Social media is something else. When I graduated from high school ten years ago, you were balling if your cell phone had a camera. More than likely you didn’t. Your memories were mostly 4×6 glossy photos in which the best one or two you put in your scanner and you asked your friends who knew coding to post them on your Black Planet page. All this weekend, my Facebook, Twitter, and Instagram timelines were full of pictures and quotes of Morehouse and Spelman five year anniversary reunion recollections and pictures (not to mention the live stream of President Obama speaking at my alma mater).
This was very comforting to me. I finished college in the fall of 2007. I walked in the spring of 2008 because I wanted my pomp and circumstance on the hill that has become hallowed ground because it was the civil war site in which the orders to burn down the city of Atlanta were given and a major change in the north’s strategy unfolded. Other than that, I could have cared less. I fell asleep, missed the keynote speaker and all. The best part of that morning was while I was marching was looking into the crowd and seeing Timile standing about fifty feet away up against a tree. We locked eyes and she looked very proud. It was one of those moments I’ll never forget because in those two seconds we said paragraphs to each other.
More than anything, I was happy to see all of Spelman’s five year reunion pictures. It was Timile’s graduation day five years ago and I was happy for her. In the midst of severe depression, an abusive relationship, me writing papers for her and so much more: we made it. She was set with a copywriting internship at BBDO Atlanta and was on her way. When her name was called I yelled from the top of the cathedral where graduation took place not caring that a lot of people turned around and looked at me. As I drove back home by myself, I reflected on college and where Timile and I would go next.

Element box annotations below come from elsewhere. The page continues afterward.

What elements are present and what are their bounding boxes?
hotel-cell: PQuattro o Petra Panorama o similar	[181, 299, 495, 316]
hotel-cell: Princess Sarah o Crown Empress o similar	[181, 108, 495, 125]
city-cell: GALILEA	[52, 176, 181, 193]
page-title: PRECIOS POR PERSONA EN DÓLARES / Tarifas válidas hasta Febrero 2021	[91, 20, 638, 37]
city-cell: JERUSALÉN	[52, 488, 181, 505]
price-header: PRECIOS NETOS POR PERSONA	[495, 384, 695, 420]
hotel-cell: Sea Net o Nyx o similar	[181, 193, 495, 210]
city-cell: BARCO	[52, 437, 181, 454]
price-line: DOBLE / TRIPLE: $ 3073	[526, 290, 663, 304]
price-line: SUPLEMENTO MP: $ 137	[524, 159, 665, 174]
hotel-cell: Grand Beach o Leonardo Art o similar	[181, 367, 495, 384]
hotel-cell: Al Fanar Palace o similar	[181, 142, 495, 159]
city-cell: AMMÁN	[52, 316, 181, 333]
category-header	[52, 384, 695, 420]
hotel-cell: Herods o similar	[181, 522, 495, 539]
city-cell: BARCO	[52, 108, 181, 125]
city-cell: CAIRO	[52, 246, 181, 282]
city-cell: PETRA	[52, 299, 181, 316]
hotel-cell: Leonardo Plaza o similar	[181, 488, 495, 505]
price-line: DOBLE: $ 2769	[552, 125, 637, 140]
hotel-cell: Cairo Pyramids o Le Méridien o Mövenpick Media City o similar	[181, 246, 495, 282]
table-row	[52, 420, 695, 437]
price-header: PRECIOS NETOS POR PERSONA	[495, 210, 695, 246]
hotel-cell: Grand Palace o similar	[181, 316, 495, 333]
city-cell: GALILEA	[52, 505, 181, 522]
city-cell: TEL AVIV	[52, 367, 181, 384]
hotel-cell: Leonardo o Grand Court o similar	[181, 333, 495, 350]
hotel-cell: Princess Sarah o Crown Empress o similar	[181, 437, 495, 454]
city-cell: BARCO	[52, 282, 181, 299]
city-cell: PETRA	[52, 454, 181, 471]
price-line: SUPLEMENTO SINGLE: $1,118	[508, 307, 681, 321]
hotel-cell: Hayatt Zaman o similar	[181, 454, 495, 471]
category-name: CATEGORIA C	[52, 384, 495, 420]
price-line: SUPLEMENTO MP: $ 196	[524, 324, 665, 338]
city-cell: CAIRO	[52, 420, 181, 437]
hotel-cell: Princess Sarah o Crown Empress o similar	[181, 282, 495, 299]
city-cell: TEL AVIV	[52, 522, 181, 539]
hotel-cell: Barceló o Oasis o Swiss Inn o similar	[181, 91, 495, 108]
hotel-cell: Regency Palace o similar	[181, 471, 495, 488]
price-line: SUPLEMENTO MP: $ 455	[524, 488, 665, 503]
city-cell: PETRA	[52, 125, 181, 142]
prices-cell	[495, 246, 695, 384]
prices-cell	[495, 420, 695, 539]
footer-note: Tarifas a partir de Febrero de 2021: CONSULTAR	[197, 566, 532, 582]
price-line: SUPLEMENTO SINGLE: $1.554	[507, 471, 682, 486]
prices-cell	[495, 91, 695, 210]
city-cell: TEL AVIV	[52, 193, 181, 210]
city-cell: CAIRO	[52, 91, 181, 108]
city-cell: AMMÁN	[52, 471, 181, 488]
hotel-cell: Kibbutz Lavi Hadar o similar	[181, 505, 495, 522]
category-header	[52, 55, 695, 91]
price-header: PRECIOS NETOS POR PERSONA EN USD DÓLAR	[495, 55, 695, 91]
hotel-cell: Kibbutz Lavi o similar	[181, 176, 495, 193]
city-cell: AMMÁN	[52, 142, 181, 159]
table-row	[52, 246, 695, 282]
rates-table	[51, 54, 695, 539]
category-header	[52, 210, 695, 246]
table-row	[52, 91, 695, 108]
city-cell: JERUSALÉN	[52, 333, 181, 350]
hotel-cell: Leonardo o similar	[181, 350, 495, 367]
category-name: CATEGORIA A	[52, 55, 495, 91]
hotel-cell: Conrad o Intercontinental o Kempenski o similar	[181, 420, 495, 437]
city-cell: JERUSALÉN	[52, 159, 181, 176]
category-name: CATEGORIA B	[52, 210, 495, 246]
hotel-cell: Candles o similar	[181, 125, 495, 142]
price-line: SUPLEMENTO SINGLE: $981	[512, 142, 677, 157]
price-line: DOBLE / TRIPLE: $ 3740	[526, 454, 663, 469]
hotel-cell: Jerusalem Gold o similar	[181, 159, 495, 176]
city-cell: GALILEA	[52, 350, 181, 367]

Five years later she’s no longer here but she is in spirit. I kept Cydney in Spelman shirts all weekend to do my part since we could not make it. The pictures made it feel like she was. One picture taken at Spelman’s convocation was when a dance was done for the alumae who had transitioned. One of Timile’s classmates took the picture, uploaded it into Instagram, tagged her name in it. I appreciated that a lot. The girls had no idea who they may have been dancing in honor of, but their ministry meant something and me 850 something miles away felt it.
To the new graduates and alumni who are still young, you really have no idea what life has in store for you. Life since that day for me has been one large hustle full of good and hard times that have made me grow up faster than even the above average person in their late twenties. However, you’re blessed as am I.
The most important lesson I learned in college was the difference between perseverance and resilience. Perseverance is the act of enduring adversity. It is while going through seasons of struggle, staying the course, and seeing things through. Resilience is changing your fate in the midst of hard times. While both are actions, the latter is the substance of the difference makers. Both are equally necessary, but learning how to be resilient comes from building stamina by persevering. Its the most valuable tool you learn in college. As a black man, that is what I think Morehouse’s mission is all about building. The same goes for Spelman, and just about any other college, ours is just a little different in how you’re worked harder than anyone else in which half don’t make it. Those that do come out knowing how to make your own fate in the midst of whatever curveballs, sinkers, and sliders life has thrown your way. If there is anything to learn from Timile and my story it is that.